Восток ли, Запад, все едино,

Европы скромный идеал,

Китай, Япония – все мимо,

когда России не видал.

Навечно этот ржавый очерк

по сердцу, словно по стеклу…

Березовых понюхать почек…

понюхать сосенки смолу…

Как космонавты, наши души

уходят в небо, не спеша,

и мирозданья не нарушит

моя славянская душа.

«Отголоски, перелески…»

Отголоски, перелески,

переклички, перепляски,

переглядки, пересмешки,

перегрузки, перебежки,

переплеты, переделки,

перехваты, перестрелки,

недороды, недостачи,

как проклятье, неудачи —

вот пейзаж моей отчизны.

И с какого переляку

мной любим он так подробно?

И еще о родине

Избавление от бесплодия

и прерывание беременности —

в одном флаконе.

Искажение плодородия

и нежелание умеренности —

как вор в законе.

Возвышение самоуверенности

и унижение благородия —

как шут на троне.

Исполненная по доверенности

фальшивая мелодия —

в последнем патроне.

«Бедные мысли, как козы, распрыгались в разные стороны…»
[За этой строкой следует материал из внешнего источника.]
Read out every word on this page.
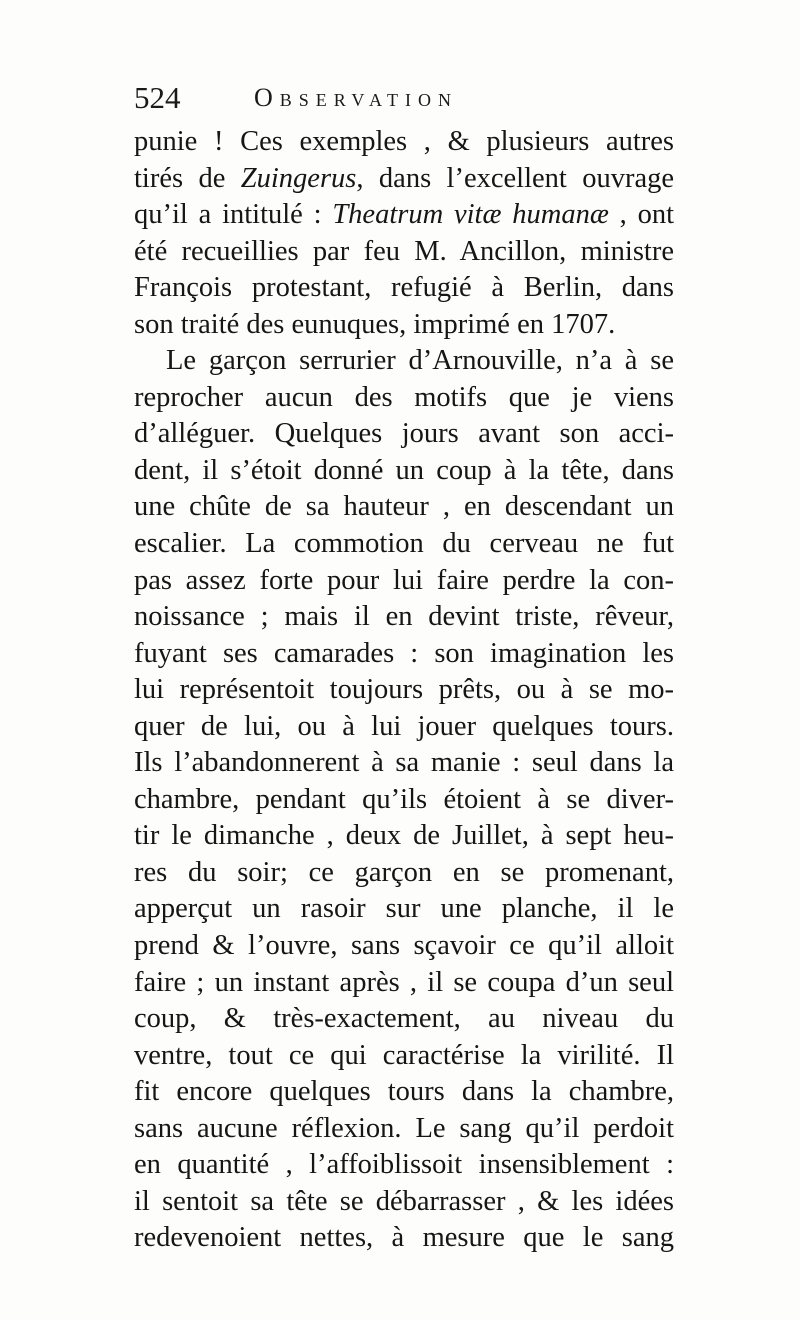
524	Observation
punie ! Ces exemples , & plusieurs autres
tirés de Zuingerus, dans l’excellent ouvrage
qu’il a intitulé : Theatrum vitæ humanæ , ont
été recueillies par feu M. Ancillon, ministre
François protestant, refugié à Berlin, dans
son traité des eunuques, imprimé en 1707.
Le garçon serrurier d’Arnouville, n’a à se
reprocher aucun des motifs que je viens
d’alléguer. Quelques jours avant son acci-
dent, il s’étoit donné un coup à la tête, dans
une chûte de sa hauteur , en descendant un
escalier. La commotion du cerveau ne fut
pas assez forte pour lui faire perdre la con-
noissance ; mais il en devint triste, rêveur,
fuyant ses camarades : son imagination les
lui représentoit toujours prêts, ou à se mo-
quer de lui, ou à lui jouer quelques tours.
Ils l’abandonnerent à sa manie : seul dans la
chambre, pendant qu’ils étoient à se diver-
tir le dimanche , deux de Juillet, à sept heu-
res du soir; ce garçon en se promenant,
apperçut un rasoir sur une planche, il le
prend & l’ouvre, sans sçavoir ce qu’il alloit
faire ; un instant après , il se coupa d’un seul
coup, & très-exactement, au niveau du
ventre, tout ce qui caractérise la virilité. Il
fit encore quelques tours dans la chambre,
sans aucune réflexion. Le sang qu’il perdoit
en quantité , l’affoiblissoit insensiblement :
il sentoit sa tête se débarrasser , & les idées
redevenoient nettes, à mesure que le sang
Бедные мысли, как козы, распрыгались в разные стороны,

ночи фонарь фиолетовый метит безвременье суток,

а над зелеными глупыми козами черные вороны —

так задержался, зажился на свете дурной промежуток.

Стаей и стадом уставился рядом, как в зеркало клятое,

социум злой, между тварным итогом и замыслом среднее,

и никакими, себе же на горе, неверными клятвами

не отслоить своего от чужого во время последнее.

Подлая новость, злой умысел или насилие

делают ватным житье и ненужными замыслы,

и обесцвечены пылью земною глаза темно-синие,

память о счастье уходит то ль в водоросли, то ль в заросли.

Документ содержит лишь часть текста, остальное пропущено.